The .ls file is the source — the same algorithms expressed in Lithos composition syntax, ready for compilation to any target.
The WASM binary is the executable — zero-GC, flat memory, integer handles to WebGL. Same functions, native speed.
They are not three renderers. They are three views of the same renderer. The JS validates the .ls. The .ls compiles to the WASM. If the WASM produces different output from the JS, one of them has a bug. The spec, the source, and the binary form a self-verifying triangle.

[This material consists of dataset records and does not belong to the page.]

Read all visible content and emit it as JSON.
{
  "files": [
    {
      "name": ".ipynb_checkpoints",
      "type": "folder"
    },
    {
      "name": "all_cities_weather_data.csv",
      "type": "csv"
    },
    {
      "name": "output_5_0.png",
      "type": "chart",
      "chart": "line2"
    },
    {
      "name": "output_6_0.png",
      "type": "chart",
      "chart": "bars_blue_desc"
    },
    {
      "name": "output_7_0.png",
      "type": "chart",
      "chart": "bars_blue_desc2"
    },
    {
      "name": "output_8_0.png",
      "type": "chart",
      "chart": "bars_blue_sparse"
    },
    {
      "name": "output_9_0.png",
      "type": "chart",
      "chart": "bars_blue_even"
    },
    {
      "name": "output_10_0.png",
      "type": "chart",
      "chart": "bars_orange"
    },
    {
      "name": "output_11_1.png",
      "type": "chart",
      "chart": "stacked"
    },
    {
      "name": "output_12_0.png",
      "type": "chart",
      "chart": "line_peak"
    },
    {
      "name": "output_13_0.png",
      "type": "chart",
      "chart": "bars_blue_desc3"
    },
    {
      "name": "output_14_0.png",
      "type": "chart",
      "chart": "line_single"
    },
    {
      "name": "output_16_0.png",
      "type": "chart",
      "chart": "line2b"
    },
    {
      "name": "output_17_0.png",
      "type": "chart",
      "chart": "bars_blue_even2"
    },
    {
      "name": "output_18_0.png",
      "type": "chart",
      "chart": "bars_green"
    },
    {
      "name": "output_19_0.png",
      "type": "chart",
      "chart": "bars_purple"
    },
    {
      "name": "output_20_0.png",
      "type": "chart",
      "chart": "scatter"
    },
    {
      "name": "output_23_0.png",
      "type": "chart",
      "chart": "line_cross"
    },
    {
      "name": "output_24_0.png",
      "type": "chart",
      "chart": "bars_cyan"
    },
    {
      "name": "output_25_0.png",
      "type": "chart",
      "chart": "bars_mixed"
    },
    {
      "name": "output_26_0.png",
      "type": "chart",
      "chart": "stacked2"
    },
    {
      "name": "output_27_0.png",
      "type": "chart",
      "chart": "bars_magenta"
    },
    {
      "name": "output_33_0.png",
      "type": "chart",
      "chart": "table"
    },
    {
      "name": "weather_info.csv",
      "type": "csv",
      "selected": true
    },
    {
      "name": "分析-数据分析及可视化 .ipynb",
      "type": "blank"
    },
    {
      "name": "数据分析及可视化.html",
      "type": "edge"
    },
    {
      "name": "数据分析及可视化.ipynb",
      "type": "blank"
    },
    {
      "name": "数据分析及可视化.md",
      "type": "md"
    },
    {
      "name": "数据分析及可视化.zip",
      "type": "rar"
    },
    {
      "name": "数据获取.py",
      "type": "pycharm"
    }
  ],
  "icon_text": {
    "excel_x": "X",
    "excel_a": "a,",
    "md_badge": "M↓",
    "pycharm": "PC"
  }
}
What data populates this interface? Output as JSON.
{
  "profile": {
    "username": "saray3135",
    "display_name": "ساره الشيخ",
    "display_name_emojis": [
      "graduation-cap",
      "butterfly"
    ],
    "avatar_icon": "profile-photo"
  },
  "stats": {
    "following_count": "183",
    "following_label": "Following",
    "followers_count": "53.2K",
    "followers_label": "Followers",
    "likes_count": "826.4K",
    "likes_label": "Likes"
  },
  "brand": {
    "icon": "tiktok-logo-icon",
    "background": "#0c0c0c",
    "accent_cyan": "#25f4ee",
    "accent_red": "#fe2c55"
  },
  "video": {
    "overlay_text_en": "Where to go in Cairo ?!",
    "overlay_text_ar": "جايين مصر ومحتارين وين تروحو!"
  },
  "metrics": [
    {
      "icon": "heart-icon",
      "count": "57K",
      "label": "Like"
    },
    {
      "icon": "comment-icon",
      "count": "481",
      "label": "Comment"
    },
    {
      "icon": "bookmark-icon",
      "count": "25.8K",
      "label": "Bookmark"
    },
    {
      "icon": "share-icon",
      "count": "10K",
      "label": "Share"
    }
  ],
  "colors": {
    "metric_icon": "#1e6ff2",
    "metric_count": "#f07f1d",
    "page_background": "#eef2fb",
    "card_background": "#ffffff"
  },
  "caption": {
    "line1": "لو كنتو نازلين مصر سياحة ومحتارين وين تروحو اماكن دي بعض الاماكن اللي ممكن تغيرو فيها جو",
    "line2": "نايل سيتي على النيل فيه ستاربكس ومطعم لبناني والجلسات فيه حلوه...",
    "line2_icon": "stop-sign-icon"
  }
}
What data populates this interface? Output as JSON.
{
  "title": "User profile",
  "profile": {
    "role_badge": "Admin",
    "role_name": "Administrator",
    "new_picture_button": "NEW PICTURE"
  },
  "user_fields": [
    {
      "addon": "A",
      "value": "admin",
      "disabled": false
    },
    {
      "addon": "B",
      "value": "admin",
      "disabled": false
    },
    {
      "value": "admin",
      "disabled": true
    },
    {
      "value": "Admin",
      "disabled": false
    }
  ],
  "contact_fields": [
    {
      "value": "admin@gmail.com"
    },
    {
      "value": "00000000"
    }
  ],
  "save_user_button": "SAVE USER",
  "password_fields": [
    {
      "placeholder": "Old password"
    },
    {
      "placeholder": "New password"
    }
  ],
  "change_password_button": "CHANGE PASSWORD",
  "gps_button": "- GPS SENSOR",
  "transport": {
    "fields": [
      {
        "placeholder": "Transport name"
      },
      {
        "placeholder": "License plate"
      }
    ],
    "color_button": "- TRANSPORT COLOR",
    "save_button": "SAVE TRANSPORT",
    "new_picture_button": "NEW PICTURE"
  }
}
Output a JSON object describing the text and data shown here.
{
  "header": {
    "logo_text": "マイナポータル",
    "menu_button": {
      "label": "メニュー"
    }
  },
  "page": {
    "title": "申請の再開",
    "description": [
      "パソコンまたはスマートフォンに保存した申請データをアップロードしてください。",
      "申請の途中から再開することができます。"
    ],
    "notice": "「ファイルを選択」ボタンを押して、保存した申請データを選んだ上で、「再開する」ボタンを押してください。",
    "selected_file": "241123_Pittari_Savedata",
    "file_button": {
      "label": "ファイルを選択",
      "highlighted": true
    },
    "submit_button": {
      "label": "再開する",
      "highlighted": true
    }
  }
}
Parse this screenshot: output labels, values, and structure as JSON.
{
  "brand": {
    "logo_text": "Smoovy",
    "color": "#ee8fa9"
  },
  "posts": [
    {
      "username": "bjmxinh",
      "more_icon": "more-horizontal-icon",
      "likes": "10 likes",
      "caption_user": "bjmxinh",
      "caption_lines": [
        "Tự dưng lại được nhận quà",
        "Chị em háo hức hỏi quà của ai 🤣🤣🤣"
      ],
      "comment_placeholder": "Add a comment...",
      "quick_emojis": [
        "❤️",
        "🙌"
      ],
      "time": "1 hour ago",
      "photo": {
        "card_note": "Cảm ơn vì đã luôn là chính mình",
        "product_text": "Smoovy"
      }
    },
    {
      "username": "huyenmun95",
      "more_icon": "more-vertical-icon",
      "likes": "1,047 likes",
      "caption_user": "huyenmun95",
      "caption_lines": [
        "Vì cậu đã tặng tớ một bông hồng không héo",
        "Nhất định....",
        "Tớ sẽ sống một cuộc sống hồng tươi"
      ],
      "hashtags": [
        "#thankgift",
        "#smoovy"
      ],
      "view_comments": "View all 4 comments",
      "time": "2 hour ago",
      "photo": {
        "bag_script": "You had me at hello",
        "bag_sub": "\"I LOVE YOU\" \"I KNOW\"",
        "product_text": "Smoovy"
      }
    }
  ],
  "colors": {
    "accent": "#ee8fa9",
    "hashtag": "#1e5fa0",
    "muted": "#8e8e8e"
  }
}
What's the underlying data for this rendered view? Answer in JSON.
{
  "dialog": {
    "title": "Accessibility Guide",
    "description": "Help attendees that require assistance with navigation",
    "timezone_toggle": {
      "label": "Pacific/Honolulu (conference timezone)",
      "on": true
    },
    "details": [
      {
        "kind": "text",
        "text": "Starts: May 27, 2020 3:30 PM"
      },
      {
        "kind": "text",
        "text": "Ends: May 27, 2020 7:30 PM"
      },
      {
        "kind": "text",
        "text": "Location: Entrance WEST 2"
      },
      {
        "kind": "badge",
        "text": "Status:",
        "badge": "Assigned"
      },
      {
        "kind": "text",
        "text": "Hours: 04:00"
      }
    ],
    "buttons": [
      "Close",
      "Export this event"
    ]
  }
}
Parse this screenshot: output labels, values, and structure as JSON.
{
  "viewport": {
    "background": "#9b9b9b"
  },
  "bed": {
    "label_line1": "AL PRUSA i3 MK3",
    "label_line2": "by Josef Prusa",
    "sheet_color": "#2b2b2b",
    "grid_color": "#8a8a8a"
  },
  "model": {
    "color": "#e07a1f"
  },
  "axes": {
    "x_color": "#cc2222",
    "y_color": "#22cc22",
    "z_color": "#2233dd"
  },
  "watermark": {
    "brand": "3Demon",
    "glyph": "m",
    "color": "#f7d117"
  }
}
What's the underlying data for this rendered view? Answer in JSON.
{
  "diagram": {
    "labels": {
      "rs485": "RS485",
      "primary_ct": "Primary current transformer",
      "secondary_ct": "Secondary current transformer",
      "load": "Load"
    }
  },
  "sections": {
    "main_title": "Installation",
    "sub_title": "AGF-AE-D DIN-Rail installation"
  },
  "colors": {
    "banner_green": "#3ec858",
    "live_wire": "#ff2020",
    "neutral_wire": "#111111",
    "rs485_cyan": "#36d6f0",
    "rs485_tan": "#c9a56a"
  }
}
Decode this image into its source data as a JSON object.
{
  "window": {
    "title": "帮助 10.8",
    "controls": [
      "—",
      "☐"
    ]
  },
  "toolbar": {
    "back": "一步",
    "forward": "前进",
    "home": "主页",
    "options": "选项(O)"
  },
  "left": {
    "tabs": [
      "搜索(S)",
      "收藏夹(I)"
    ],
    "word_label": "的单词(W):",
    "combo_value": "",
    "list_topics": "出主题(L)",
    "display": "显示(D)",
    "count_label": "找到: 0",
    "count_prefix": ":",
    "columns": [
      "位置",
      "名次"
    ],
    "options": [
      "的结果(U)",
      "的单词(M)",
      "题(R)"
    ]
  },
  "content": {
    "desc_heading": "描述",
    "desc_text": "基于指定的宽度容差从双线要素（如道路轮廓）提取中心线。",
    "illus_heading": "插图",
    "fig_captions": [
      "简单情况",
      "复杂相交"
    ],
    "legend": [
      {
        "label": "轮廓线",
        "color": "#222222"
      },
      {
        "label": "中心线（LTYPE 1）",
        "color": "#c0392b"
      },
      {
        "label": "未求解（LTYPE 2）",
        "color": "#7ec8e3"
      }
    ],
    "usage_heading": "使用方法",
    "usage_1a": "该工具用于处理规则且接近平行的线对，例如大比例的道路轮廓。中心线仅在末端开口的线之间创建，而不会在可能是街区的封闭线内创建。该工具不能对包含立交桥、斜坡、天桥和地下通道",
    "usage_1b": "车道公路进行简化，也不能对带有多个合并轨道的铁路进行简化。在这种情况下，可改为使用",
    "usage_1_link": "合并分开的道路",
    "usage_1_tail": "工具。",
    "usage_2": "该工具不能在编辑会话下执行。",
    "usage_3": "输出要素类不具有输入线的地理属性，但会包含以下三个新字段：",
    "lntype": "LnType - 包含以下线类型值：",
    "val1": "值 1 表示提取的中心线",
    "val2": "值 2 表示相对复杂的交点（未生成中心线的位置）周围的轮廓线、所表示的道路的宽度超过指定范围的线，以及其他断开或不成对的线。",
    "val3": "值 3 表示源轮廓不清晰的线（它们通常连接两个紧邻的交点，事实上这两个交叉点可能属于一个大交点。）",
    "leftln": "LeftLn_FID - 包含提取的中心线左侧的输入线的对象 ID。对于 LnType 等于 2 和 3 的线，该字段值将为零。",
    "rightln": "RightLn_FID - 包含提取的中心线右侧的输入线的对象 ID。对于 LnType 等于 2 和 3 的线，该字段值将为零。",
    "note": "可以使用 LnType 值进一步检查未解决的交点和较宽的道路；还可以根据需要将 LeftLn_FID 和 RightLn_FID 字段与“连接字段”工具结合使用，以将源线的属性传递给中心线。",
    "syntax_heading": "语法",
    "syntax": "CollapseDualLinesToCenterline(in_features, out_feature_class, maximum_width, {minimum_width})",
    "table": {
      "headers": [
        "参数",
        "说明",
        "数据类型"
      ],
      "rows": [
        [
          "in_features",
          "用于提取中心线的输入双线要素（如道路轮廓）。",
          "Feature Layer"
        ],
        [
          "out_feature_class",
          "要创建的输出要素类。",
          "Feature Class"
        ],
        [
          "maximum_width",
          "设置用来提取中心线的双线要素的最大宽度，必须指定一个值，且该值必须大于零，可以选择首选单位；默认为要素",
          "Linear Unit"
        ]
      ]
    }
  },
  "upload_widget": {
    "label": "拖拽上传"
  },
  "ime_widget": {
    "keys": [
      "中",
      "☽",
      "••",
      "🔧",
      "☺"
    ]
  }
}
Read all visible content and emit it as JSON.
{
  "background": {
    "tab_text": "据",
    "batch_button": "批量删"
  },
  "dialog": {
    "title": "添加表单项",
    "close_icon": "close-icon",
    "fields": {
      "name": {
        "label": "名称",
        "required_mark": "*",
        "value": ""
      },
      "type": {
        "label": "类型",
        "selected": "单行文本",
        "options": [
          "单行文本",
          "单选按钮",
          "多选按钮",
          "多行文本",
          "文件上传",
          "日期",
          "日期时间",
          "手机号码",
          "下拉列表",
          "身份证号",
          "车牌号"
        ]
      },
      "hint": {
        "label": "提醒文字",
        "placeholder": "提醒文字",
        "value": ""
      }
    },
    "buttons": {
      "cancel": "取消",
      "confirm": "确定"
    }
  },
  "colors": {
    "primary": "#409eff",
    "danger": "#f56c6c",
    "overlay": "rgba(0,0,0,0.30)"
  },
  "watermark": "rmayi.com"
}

| Aspect | JavaScript Library | renderer.ls | WASM Binary |
|---|---|---|---|
| Role | Specification | Source | Executable |
| Language | ES Modules | Lithos compositions | WASM bytecode |
| Size | 1,704 lines | ~800 lines | ~69KB binary |
| GC pressure | Normal JS GC | N/A (source) | Zero |
| Runs in | Browser (with Three.js or raw WebGL) | Lithos compiler | Browser (via wasm_bridge.mjs) |
| Purpose | Validate, iterate, debug | Compile, emit, optimize | Ship, deploy, run |
| Metric | Three.js | Raw WebGL | Lithos WASM |
|---|---|---|---|
| Bundle size | ~300KB | ~10KB | ~69KB binary |
| GC pauses | 2–5ms / 500ms | ~0.5ms | 0ms |
| Scene setup | O(tree) — traverse Object3D hierarchy | O(flat) — linear buffer scan | O(flat) — linear memory |
| Draw overhead | High — per-object state, matrix stacks, uniform uploads | Minimal — direct gl.drawArrays | Minimal — integer handle dispatch |
| Memory layout | Fragmented (JS objects + GC heap) | TypedArrays (contiguous) | Linear WASM memory (cache-friendly) |
| Startup | Parse + compile 300K lines | Parse ~10K | Instantiate 69KB (instant) |
| Dependencies | Three.js (r160 or r175) | None | None |
| Phase | Polygon Improvement | Renderer Insight | Three.js Surface Reduced |
|---|---|---|---|
| 1 — Static Batch | 456 → ~50 draw calls | Static objects = bake candidates | Scene graph traversal unnecessary |
| 2 — GPU Shaders | JS per-object work eliminated | Animation separated from position | Three.js animation system unused |
| 3 — Compute | 1 indirect draw call | GPU decides visibility | Three.js frustum culling bypassed |
| 4 — Hybrid | Best visual quality | SDF handles terrain + lighting | Three.js shadow maps, fog, AO removed |
| 5 — Renderer | Raw WebGL or WASM | Complete replacement | Three.js dependency = 0 |
Every phase of polygon optimization removed a piece of Three.js dependency. Phase 1 made the scene graph optional. Phase 2 made the animation system optional. Phase 4 made the shadow and lighting systems optional. By Phase 5, nothing remains that Three.js provides which the optimization libraries don't already handle.
The roadmap did not lead to "a better Three.js app." It led to a renderer that no longer needs Three.js. The destination was hidden in the journey.